Die Glosse im Guller
Achtung vor Elizabeths Lebensleistung

Als überzeugte Verfechterin des Republikgedankens halte ich absolut nichts von Monarchien. Trotzdem berührt mich der Tod der englischen Königin.

Großtante Margarete

Wahrscheinlich hatte Elizabeth II. schon deshalb Sympathiepunkte bei mir, weil sie mit zunehmendem Alter meiner Großtante Margarete aus Achern ähnlich sah, die 101 Jahre alt wurde und die ich sehr mochte. Natürlich trug diese als pensionierte Lehrerin keine Krone.
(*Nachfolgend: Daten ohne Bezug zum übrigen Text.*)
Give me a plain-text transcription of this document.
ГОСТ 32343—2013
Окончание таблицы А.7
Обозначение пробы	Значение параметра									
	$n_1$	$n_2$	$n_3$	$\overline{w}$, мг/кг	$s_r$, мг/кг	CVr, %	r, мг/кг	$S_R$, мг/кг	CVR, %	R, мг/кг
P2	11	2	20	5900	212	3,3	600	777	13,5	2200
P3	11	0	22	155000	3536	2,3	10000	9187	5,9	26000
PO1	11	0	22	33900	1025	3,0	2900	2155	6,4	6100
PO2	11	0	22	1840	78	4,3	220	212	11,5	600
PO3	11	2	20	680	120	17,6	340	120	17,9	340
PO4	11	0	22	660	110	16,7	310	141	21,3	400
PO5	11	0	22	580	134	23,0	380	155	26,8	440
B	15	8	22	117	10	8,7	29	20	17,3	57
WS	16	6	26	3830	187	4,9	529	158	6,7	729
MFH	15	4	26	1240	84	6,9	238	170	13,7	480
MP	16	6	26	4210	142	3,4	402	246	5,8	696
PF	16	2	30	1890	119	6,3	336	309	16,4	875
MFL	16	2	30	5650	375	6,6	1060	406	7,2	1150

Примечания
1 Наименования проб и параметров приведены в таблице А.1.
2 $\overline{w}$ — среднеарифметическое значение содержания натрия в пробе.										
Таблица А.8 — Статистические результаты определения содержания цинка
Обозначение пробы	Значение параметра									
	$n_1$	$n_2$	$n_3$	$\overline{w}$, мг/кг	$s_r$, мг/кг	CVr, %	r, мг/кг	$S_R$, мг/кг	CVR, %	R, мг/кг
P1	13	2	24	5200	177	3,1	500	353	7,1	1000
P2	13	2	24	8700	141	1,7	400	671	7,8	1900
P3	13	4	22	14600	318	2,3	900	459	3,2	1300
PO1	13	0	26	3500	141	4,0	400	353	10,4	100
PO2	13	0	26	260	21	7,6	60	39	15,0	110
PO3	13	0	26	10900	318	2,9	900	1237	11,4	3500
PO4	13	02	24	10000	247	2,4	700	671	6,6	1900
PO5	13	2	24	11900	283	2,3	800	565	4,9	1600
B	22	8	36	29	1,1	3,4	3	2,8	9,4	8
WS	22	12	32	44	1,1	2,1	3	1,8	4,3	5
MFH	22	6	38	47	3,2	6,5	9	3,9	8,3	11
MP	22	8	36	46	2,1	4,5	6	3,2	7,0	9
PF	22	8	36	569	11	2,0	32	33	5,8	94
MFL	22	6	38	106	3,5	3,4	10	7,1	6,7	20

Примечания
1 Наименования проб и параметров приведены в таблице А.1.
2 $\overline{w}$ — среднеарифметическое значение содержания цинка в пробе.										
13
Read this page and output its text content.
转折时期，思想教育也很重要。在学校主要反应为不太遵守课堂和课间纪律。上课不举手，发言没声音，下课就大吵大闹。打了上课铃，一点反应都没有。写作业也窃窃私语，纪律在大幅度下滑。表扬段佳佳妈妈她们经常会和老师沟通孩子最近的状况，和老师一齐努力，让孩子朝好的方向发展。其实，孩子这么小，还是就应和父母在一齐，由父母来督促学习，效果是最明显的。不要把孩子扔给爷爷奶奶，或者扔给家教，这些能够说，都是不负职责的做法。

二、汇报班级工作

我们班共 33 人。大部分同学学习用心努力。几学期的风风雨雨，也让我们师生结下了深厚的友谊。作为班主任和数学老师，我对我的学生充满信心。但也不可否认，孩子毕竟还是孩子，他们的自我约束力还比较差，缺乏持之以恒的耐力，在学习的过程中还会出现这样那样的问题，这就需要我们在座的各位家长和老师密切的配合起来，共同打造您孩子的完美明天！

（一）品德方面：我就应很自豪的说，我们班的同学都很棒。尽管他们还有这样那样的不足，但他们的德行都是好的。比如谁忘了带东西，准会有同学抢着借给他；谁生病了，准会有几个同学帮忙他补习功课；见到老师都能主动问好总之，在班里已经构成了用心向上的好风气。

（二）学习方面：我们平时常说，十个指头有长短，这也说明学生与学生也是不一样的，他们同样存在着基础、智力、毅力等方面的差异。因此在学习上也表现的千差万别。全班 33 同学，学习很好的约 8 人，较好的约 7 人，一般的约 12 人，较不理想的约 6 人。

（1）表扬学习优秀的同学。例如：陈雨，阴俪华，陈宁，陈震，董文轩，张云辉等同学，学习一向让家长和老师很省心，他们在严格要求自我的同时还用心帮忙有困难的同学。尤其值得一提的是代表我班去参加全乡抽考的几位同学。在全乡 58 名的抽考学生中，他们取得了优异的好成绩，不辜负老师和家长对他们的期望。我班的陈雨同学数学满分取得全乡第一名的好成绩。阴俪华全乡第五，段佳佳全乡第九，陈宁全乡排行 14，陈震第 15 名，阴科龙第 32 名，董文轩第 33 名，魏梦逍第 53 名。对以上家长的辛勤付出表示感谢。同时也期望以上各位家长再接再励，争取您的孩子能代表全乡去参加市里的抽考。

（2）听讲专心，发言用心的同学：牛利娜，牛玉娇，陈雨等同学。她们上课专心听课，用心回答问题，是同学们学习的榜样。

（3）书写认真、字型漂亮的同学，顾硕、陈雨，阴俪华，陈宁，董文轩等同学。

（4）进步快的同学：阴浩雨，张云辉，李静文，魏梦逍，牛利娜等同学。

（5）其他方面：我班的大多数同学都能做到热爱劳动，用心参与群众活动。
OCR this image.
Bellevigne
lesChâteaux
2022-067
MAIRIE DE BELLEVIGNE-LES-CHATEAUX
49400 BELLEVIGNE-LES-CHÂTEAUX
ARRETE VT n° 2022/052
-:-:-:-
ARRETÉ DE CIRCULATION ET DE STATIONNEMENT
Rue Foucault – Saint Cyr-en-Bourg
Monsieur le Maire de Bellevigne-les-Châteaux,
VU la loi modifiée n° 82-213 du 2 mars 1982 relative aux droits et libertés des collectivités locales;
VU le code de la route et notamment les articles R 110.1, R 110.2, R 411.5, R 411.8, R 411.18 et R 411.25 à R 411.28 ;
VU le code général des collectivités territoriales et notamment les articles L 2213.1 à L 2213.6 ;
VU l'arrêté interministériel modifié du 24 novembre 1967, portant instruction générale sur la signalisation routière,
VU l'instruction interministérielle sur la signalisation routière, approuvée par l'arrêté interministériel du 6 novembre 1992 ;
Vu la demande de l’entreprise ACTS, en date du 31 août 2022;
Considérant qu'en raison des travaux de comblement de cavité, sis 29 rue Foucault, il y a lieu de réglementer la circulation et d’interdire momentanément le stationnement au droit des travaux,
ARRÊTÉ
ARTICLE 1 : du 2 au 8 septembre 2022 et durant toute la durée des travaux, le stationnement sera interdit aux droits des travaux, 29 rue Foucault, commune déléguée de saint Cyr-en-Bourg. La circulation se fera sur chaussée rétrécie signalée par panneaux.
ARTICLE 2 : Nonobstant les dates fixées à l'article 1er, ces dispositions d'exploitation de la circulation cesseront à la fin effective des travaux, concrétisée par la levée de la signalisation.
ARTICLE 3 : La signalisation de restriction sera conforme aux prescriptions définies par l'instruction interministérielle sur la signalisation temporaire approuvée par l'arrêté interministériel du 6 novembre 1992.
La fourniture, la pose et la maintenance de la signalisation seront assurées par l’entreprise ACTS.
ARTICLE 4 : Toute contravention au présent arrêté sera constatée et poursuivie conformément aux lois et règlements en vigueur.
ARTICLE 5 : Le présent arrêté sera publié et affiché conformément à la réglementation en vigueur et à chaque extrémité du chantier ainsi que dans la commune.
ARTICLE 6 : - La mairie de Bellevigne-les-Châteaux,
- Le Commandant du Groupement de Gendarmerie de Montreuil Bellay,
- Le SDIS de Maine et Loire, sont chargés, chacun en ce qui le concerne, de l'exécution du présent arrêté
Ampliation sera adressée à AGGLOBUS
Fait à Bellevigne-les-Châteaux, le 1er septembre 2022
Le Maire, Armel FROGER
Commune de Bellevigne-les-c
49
Aber mit entsprechendem Styling wäre Großtante Margarete durchaus als Queen-Double durchgegangen. Vor allem hatten beide Damen das gleiche verschmitzte Lächeln.

Boris Johnson

Egal, welche Katastrophe gerade über Großbritannien oder die königliche Familie hereinbrach – die kleine, alte Dame Elizabeth setzte sich einen ihrer farbenfrohen Hüte auf und arbeitete weiter ihre unzähligen öffentlichen Präsentationstermine ab. Sicher, sie war reich und hatte viele Privilegien. Dafür hatte sie aber auch ein paar echt ätzende Pflichten. Ich hätte jedenfalls keine Lust auf regelmäßige Plauderstunden mit Typen wie beispielsweise dem ehemaligen Premierminister Boris Johnson. Und von wegen mit 67 Jahren in Rente gehen – die Queen hatte schon mehr als 70 Dienstjahre auf dem Buckel und fühlte sich mit 96 Jahren immer noch verpflichtet, jeden Tag zu arbeiten.

Keine Helikoptermutter

Angeblich soll sie keine so tolle Mutter gewesen sein. Aber mal ehrlich, als voll berufstätige Frau mit jeder Menge Abend- und Wochenendterminen sowie ständigen Auslandseinsätzen kannst du nicht auch noch täglich die Hausaufgaben von vier Kindern kontrollieren oder sie jeden Abend in den Schlaf singen. Und ob Helikoptermütter zwingend eine bessere Kindheit garantieren, möchte ich nicht unterschreiben.

König Charles

Ihre vier Sprösslinge rächten sich jedenfalls, indem sie ihrer Mama viele Sorgen machten – Anne und Edward weniger, Charles und vor allem Andrew mehr. Die Queen soll auch keineswegs glücklich über ihren Ältesten als Thronfolger gewesen sein. Aber mit ihrem Tod ist Charly-Boy nun König. Ich glaube, es ist das erste Mal, dass die Briten uns Deutsche um Frank-Walter Steinmeier als Repräsentant beneiden. Doch geben wir Charles eine Chance. Immerhin wurde er 73 Jahre auf den Job als König vorbereitet.
Was die verstorbene Elisabeth II. anbelangt, verbeuge ich mich nicht vor ihr als Königin. Aber ich habe Achtung vor ihrer Lebensleistung als Frau, die ein Vorbild an Pflichtbewusstsein war und mit jeder Faser ihrem Land diente.